After the documentary, “Blackfish,” was released, SeaWorld’s business suffered significantly, but executives and board directors allegedly refused to reveal to shareholders the effect the documentary was having on the amusement park’s business.
The documentary details the story of Tilikum, a performing killer whale that was held captive in amusement parks for decades, including SeaWorld, where he famously killed a trainer – the first trainer to die at SeaWorld, although not the first time Tilikum had been involved in a death in a marine park.
Contrary to their name, killer whales have never been known to kill humans in the wild, leading many to wonder what causes them to attack when in captivity. The film examines the lives Tilikum took, before they were cut short, the cruel treatment of killer whales held in captivity, and the pressures of the sea-park industry, which makes billions of dollars every year.
According to a recent lawsuit filed against SeaWorld, the company allegedly misled shareholders about the impact the documentary was having on the company.
The company admitted in August of 2014 that the movie was hurting business, but internal emails show the executives complaining about the impact of the documentary months before they acknowledged it publicly. Investors have a right to know how the companies in which they’re investing are faring, and if something is hurting business, executives are obligated to let them know about it right away.
Judge Michael Anello, of the U.S. District Court for the Southern District of California, recently approved class-action status for the shareholders who are suing SeaWorld.
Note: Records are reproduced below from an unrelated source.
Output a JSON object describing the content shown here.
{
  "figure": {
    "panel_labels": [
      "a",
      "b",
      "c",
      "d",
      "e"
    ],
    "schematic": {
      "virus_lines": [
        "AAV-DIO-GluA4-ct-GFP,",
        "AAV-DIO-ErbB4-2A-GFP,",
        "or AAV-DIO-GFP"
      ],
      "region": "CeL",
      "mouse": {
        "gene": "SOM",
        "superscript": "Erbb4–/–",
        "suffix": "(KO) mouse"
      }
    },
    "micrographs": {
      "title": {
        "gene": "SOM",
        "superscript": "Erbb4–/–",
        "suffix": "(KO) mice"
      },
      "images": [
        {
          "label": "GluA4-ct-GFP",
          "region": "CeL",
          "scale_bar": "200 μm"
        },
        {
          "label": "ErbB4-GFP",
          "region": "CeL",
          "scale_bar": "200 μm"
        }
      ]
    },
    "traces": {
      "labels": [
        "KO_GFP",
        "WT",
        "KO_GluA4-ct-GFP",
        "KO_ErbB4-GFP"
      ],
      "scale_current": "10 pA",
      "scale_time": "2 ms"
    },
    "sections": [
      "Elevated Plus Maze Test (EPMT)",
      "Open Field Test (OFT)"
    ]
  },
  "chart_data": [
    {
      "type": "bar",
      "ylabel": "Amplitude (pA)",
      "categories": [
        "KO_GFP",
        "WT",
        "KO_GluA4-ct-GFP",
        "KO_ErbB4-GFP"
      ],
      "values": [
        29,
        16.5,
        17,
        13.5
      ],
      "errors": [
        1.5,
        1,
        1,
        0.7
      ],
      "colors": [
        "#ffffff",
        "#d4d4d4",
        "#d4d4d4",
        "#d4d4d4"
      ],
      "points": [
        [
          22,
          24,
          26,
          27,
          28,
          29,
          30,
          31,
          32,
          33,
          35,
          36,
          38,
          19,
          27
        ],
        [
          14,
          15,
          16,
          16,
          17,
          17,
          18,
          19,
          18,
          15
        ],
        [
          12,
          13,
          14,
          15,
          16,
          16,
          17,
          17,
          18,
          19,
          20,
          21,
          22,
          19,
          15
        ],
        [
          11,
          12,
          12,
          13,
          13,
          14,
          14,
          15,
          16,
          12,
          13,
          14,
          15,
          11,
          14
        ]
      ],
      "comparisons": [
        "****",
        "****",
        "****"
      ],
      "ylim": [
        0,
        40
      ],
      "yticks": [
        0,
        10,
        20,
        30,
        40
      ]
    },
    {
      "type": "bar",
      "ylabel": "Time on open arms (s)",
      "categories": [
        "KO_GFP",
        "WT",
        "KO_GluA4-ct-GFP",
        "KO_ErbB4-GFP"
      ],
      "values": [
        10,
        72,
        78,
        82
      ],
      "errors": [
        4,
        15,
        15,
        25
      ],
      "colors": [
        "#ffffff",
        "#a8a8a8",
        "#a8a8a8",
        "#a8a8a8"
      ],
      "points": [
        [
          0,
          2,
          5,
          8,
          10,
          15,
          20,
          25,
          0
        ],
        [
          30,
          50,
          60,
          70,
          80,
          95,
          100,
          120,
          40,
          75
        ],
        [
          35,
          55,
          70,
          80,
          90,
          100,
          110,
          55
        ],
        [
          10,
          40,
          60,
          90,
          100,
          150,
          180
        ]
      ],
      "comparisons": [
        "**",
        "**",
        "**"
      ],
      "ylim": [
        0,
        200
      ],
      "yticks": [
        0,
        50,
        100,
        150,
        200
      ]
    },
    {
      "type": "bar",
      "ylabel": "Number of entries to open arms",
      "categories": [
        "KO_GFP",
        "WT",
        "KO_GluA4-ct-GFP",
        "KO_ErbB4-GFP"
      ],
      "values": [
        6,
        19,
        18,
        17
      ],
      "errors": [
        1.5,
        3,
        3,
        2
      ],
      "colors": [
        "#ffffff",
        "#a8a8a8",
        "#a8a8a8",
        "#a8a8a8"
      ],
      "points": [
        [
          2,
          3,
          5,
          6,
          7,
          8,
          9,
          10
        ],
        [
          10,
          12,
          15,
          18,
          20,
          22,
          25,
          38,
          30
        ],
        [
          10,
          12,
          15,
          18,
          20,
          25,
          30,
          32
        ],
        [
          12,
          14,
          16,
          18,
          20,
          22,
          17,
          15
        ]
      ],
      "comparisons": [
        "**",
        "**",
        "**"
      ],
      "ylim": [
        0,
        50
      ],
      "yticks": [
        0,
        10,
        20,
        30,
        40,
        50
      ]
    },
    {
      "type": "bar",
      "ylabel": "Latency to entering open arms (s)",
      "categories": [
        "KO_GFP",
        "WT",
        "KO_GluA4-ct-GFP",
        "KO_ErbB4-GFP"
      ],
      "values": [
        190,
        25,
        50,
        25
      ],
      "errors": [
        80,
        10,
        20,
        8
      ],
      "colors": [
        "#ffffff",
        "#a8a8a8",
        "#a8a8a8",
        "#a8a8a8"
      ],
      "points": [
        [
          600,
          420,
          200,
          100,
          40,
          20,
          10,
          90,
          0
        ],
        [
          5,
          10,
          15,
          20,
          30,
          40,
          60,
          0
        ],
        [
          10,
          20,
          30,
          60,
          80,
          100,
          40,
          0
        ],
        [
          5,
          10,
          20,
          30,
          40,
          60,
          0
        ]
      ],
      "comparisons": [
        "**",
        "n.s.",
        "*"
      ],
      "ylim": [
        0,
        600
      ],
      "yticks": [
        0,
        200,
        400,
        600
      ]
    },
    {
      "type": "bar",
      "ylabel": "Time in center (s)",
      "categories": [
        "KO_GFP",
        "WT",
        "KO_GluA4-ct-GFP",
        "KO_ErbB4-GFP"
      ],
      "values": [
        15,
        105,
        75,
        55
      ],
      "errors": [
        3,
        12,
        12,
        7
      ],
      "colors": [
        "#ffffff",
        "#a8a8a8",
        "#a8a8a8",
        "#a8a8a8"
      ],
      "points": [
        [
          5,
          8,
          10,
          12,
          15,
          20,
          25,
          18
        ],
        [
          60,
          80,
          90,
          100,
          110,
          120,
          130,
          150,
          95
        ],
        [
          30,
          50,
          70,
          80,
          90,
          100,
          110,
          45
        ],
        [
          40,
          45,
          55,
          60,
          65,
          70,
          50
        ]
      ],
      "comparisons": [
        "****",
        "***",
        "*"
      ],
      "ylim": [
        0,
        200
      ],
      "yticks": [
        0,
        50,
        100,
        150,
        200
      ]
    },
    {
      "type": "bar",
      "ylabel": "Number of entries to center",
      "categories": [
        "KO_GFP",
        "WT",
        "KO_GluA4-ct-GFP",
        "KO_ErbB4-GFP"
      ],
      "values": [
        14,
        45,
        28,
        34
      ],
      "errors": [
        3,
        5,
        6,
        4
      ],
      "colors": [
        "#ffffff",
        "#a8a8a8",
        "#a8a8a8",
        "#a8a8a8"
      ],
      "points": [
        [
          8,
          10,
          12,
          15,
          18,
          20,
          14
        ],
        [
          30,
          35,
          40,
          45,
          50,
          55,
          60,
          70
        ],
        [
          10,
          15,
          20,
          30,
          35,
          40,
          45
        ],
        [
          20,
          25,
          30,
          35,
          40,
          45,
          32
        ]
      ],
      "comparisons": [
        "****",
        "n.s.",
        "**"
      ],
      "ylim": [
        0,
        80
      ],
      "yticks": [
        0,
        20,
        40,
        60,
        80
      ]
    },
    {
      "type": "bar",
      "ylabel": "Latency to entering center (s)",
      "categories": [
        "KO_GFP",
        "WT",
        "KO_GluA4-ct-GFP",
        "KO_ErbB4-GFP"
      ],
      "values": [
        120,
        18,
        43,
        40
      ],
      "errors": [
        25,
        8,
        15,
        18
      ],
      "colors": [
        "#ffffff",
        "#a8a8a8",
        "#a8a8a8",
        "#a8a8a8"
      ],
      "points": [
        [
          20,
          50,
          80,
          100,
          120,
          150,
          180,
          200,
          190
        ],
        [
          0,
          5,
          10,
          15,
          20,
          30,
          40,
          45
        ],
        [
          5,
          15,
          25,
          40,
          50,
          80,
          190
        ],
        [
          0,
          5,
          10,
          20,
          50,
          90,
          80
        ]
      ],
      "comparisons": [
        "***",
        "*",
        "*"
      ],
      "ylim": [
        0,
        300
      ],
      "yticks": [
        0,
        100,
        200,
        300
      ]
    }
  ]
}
Investors can qualify to take part in the class if they owned stock in SeaWorld Entertainment between August 29, 2013, and August 12, 2014, and did not sell their stock prior to August 13th, 2014, when the company publicly acknowledged it was suffering financially as a result of the documentary. Class members cannot be, or have ever been, a SeaWorld executive, board member, or related to anyone who has ever been a SeaWorld executive or board member.
After the shareholder lawsuit was filed, SeaWorld announced it was also under investigation by the U.S. Securities and Exchange Commission (SEC) and the U.S. Department of Justice (DOJ) for comments executives made at the time the documentary was released.
The film continues to affect the giant amusement park, not only with the current lawsuit and investigations into the company’s practices but also leading to some changes the sea park announced as late as 2016 that it would be making. Those changes include an announcement that the company would stop breeding, which is a controversial practice, and would be phasing out its theatrical whale shows in order to focus on the natural behaviors of whales. The company has also been working hard to develop new rides and attractions to help counter waning attendance since the release of the documentary.